When Apple unveils its big annual software updates like iOS 18 at WWDC this year, you can expect a heavy focus on the company’s AIpush and new generative capabilities. But exactly whose AI smarts will be fueling those features remains an open question – and Apple’s currently weighing some…unconventional options.
Apple in Talks With Google and OpenAI
Yes, you read that right. The historically insular and controlling Apple is currently in active discussions with both Google and OpenAI about potentially powering generative AI models debuting in upcoming iOS releases, according to sources close to the matter.
On the surface, these potential partnerships seem utterly bizarre.
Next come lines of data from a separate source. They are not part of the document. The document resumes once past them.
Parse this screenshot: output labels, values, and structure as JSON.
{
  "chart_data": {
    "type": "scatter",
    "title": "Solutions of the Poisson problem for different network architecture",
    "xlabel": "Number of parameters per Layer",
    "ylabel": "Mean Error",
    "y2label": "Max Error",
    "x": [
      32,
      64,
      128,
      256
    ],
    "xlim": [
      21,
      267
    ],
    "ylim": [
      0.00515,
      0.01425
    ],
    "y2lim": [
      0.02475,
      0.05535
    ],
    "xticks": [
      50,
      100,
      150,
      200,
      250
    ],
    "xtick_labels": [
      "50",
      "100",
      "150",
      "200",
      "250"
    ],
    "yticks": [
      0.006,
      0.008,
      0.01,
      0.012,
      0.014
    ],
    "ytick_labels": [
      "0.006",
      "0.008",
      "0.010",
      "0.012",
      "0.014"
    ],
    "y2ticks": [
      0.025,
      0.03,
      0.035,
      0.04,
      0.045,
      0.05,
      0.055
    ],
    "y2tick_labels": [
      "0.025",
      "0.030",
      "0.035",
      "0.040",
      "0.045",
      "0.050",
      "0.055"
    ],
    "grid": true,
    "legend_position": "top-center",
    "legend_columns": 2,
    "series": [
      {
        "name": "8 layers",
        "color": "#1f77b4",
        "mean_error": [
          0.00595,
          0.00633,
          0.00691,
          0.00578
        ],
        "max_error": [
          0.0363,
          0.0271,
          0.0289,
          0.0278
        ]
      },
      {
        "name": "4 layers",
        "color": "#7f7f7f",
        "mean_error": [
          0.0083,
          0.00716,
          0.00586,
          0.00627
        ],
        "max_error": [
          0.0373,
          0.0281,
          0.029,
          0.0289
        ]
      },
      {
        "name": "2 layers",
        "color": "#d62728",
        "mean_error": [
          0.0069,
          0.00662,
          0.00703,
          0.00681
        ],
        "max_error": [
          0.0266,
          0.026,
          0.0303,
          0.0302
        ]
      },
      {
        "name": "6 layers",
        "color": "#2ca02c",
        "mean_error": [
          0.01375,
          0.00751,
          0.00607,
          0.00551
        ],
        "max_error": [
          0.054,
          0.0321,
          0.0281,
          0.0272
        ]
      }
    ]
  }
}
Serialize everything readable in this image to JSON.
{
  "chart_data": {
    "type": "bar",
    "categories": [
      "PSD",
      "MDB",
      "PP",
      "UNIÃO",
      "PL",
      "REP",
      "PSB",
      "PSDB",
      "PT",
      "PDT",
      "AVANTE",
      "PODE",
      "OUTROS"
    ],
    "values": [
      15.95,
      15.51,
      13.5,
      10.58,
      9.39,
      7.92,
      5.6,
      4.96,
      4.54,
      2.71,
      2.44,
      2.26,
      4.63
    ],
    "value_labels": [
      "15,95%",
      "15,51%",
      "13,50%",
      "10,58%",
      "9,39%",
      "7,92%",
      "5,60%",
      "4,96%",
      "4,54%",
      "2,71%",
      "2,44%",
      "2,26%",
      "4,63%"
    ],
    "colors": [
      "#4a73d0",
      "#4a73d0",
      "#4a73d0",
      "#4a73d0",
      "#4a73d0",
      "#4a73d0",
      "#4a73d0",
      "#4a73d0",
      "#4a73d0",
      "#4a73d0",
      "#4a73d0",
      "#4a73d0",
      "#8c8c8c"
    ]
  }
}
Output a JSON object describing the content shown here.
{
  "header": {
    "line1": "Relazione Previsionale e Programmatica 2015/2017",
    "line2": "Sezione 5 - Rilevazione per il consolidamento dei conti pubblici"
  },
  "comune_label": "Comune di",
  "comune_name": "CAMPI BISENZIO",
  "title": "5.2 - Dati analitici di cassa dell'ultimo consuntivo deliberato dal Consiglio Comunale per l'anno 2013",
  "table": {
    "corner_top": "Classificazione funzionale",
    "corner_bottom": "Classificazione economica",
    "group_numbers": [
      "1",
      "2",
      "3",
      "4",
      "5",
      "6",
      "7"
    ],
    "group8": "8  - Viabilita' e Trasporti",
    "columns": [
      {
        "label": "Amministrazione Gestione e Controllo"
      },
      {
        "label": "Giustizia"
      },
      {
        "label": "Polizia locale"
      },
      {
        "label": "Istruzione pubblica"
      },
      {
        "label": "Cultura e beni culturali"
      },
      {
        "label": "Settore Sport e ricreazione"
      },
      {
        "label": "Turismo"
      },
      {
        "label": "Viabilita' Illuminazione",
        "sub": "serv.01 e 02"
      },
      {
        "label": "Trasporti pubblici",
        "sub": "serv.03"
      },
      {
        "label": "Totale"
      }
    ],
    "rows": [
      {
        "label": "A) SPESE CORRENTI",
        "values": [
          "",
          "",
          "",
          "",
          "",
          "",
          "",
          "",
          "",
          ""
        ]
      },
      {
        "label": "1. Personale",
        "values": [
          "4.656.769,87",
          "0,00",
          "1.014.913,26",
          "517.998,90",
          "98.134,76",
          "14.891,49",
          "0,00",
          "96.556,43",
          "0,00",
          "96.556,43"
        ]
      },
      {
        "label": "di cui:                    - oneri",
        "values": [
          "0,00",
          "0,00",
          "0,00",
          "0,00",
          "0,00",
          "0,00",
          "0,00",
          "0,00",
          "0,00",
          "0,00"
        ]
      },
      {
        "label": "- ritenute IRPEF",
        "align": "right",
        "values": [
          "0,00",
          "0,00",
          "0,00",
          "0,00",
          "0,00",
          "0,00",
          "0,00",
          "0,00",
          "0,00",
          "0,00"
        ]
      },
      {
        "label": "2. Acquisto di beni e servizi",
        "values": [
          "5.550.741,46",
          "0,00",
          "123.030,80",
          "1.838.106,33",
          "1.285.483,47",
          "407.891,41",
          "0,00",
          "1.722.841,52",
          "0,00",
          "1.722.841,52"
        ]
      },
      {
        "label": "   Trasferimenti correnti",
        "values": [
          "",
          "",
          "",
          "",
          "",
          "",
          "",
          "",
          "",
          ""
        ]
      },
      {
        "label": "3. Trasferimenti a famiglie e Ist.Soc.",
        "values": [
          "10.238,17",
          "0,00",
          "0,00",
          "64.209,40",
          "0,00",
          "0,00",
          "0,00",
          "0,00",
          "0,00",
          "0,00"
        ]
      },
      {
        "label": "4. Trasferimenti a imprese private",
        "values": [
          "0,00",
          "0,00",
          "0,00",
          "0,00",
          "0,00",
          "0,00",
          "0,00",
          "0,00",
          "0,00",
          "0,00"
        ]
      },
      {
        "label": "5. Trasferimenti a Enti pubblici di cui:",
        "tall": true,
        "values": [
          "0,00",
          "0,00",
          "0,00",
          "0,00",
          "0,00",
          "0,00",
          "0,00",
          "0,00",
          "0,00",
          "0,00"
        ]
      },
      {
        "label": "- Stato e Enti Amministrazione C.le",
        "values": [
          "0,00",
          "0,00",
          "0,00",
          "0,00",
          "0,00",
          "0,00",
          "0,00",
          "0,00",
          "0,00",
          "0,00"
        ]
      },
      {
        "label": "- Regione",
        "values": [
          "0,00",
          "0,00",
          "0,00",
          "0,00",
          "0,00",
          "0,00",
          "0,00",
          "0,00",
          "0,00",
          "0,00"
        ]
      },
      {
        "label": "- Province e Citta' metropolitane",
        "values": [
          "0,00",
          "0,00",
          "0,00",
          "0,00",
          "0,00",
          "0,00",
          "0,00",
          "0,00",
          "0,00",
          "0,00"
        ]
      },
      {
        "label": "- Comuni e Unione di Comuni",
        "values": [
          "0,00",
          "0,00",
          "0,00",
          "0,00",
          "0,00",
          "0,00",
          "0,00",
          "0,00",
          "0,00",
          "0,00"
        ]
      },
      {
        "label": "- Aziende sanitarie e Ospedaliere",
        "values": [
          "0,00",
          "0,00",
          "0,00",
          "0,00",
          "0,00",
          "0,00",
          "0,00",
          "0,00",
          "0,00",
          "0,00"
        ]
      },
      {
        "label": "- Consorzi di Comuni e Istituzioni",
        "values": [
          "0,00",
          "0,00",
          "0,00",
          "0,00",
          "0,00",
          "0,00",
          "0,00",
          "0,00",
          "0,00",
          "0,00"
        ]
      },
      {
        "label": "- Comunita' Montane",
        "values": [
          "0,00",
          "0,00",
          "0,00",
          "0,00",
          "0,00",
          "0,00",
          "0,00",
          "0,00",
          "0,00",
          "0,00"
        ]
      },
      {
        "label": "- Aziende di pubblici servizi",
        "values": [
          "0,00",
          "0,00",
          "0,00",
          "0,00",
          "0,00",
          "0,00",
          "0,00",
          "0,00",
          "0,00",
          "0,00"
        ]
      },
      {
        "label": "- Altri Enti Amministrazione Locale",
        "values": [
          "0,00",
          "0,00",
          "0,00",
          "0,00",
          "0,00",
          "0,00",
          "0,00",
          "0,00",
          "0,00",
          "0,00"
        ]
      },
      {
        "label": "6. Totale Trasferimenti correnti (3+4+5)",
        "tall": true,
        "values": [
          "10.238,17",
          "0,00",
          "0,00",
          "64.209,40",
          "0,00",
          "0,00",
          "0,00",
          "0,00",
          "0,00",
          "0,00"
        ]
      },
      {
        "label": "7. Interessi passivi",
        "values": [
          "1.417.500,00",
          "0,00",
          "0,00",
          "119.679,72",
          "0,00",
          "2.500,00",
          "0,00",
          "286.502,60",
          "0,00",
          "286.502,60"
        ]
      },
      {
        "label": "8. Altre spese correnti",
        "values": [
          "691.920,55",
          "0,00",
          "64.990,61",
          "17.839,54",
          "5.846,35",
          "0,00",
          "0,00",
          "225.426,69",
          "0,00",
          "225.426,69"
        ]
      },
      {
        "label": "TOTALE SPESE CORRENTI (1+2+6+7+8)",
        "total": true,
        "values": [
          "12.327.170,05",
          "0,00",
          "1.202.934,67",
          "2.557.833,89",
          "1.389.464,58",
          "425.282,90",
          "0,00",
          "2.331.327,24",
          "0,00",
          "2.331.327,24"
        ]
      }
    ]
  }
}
We’re talking about Apple – whose entire brand and ethos is deeply rooted in stringent user privacy and creating an ecosystem totally independent from rivals – openly exploring ties with two of its biggest competitors in Google and OpenAI
What’s Behind Apple’s Open Partnership Hunt?
So what gives? Why is the notoriously self-reliant Apple outsourcing such critical AI capabilities to outside parties, let alone arch-enemies like Google? The simple, though unsatisfying, answer seems to be a lack of in-house expertise when it comes to cutting-edge large language models needed for primo generative AI.
Despite its best efforts, Apple has yet to produce an LLM (large language model) on par with OpenAI’s GPT models or Google’s Gemini, with the AI race rapidly accelerating, it seems Apple has opted to swallow its pride – at least temporarily – and hitch its generative wagon to more established steers for the time being.
Of course, the eternal Apple optimist would point out that the company has pulled off similar Machiavellian maneuvers in the past when caught flat-footed. Think of Google powering Apple’s Maps app over a decade ago while the disastrous Apple Maps project slowly got its act together in the background.
Perhaps this generation’s Google/OpenAI partnership serves as a similar stopgap as Apple catches up its AI talents before vertically integrating everything under its tightly controlled roof.
Still, the optics of Apple wandering out of its fabled “walled garden” to seek AI escape routes from its two biggest Silicon Valley adversaries is…jarring, to say the least. No matter how you slice it, Apple’s desperation for generative AI has unearthed some truly bizarre bedfellows.